DeScribe, who usually answers to Shneur HaSofer, used typical Jewish chutzpah, walked up to the stranger, tapped him on his shoulder and asked: "Who are you?" Since this is New York we're talking about and not some Hasidic shteitel, the stranger turned in panic and asked: "Who are you? What do you want? Why are you asking?"
It was at this point that a very unconventional love story began between the Marley family and the Rastafarians and DeScribe and his tzitziot. Rohan Marley, son of the late and great singer Bob Marley and DeScribe wandered around New York's streets for over an hour, at the end of which DeScribe was appointed as Marley Coffee's (coffee with a green ideology) official Ambassador.
"We discussed Judaism and Rastafarianism, and connected on a spiritual level," DeScribe recalls.
"There is a connection between Rastafarians and Jews. They grow their dreadlocks for the same reason we grow side locks, because the Torah says that side locks must be kept," he said as he explained the essence of the connection.

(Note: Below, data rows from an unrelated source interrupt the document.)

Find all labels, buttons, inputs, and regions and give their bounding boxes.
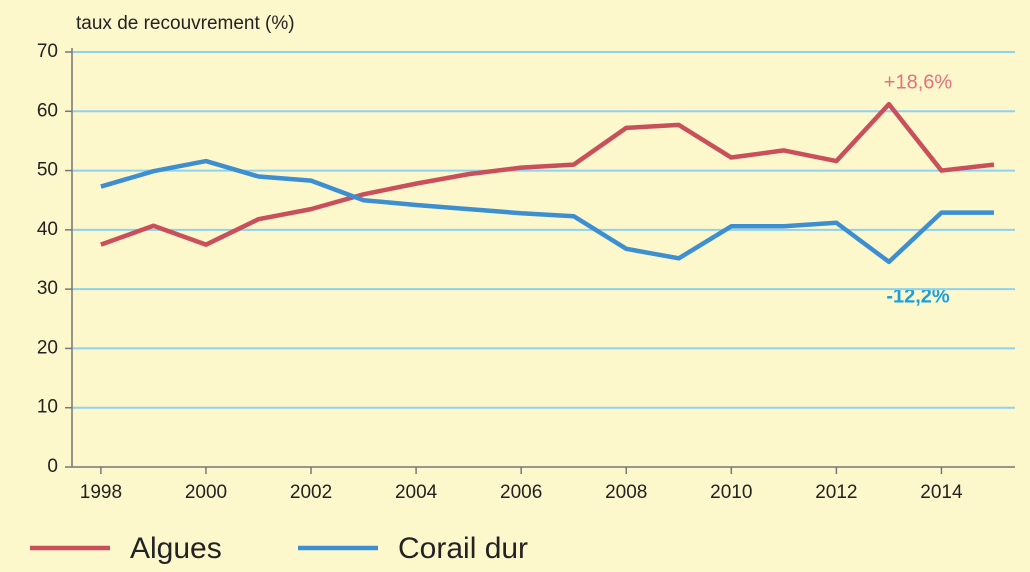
annotation: -12,2% [886, 285, 950, 307]
y-axis-label: taux de recouvrement (%) [76, 13, 295, 34]
x-tick-label: 2000 [185, 482, 227, 503]
legend-label: Corail dur [398, 532, 528, 565]
y-tick-label: 20 [37, 337, 58, 358]
x-tick-label: 2014 [920, 482, 963, 503]
annotation: +18,6% [884, 71, 953, 93]
y-tick-label: 30 [37, 278, 58, 299]
x-tick-label: 1998 [80, 482, 122, 503]
x-tick-label: 2010 [710, 482, 752, 503]
data-line [100, 158, 994, 265]
y-tick-label: 70 [37, 41, 58, 62]
legend-label: Algues [130, 532, 222, 565]
data-line [100, 101, 995, 247]
y-tick-label: 50 [37, 160, 58, 181]
x-tick-label: 2006 [500, 482, 542, 503]
y-tick-label: 0 [47, 456, 58, 477]
y-tick-label: 60 [37, 100, 58, 121]
x-tick-label: 2004 [395, 482, 438, 503]
y-tick-label: 40 [37, 219, 58, 240]
x-tick-label: 2012 [815, 482, 857, 503]
x-tick-label: 2002 [290, 482, 332, 503]
x-tick-label: 2008 [605, 482, 647, 503]
y-tick-label: 10 [37, 397, 58, 418]
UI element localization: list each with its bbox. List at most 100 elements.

"In fact, most of their religion is based on the Torah and there are many among the Rastafarians who believe in the Old Testament and even wear the Star of David.
"They don't believe in constructing borders between people, they believe all people are equal and they believe in nature, spirituality, peace, love and harmony. And that is what my music is based on when you open your eyes; you see there are people who listen, people you can talk to."
Spiritual Connection - DeScribe and Rohan Marley
DeScribe describes himself as a proud Jew and a proud Hasid – "but at the same time, a proud member of the Chabad movement. Chabad members try to be a living example to the world, which is the main reason I create my music," he says. "We need to publicize values like the Seven Laws of Noah. It's a mitzvah to make those laws public, one which hardly anyone ever does. "
Bringing good to the world
When work is something you love and that love is a mission – there is nothing that can't be accomplished. "I got the opportunity to accomplish my mission in life," says DeScribe. "I have a platform. I have the scope through which I can talk to nations around the world through music that they love, with a sense of divinity and knowledge of the creator.
"It seems that the world is ready for that message. The world is preparing itself for the coming of the Messiah. The nations of the world lack spirituality, which leads them to search for spirituality wherever they can."
The Rastafarian ideology of returning to nature, which embodies the war on chemical use and environmental contamination, led the Marley family to open a coffee farm. "Bob Marley grew up on a farm and his dream was always to return to that farm," says DeScribe. "His son fulfilled that dream. His farm operates according to the Rastafarian tenants – no chemical products in the fields. It's all organic, bringing good into the world – and that's what I do with my music."
As part of his appointment as Coffee Ambassador, the Marley family asked DeScribe to listen to the songs of the legendary Bob Marley. Influenced by Marley's One Cup of Coffee, DeScribe chose to combine Jamaican reggae and a hip-hop beat in a remix and created their anthem Livin' for the Grind.
"I don't know anyone who hasn't been affected by the Marley family in some way or another. I love Rohan because he is just such a good person, who by the way, won't take 'no' for an answer, even if it means it will take him years to get his way."
The duo's next step is to film a special video clip for the song together and launch a global PR campaign on the benefits of organic food. "We will have a wild time, lots of action," DeScribe promises. "We're just getting started. The company is thinking of expanding the project and getting some international singers to join the campaign."
And when that's where the wind is blowing it is clear why DeScribe believes this is his year, and promises, by the end of the year, "an album God willing" with a major record company.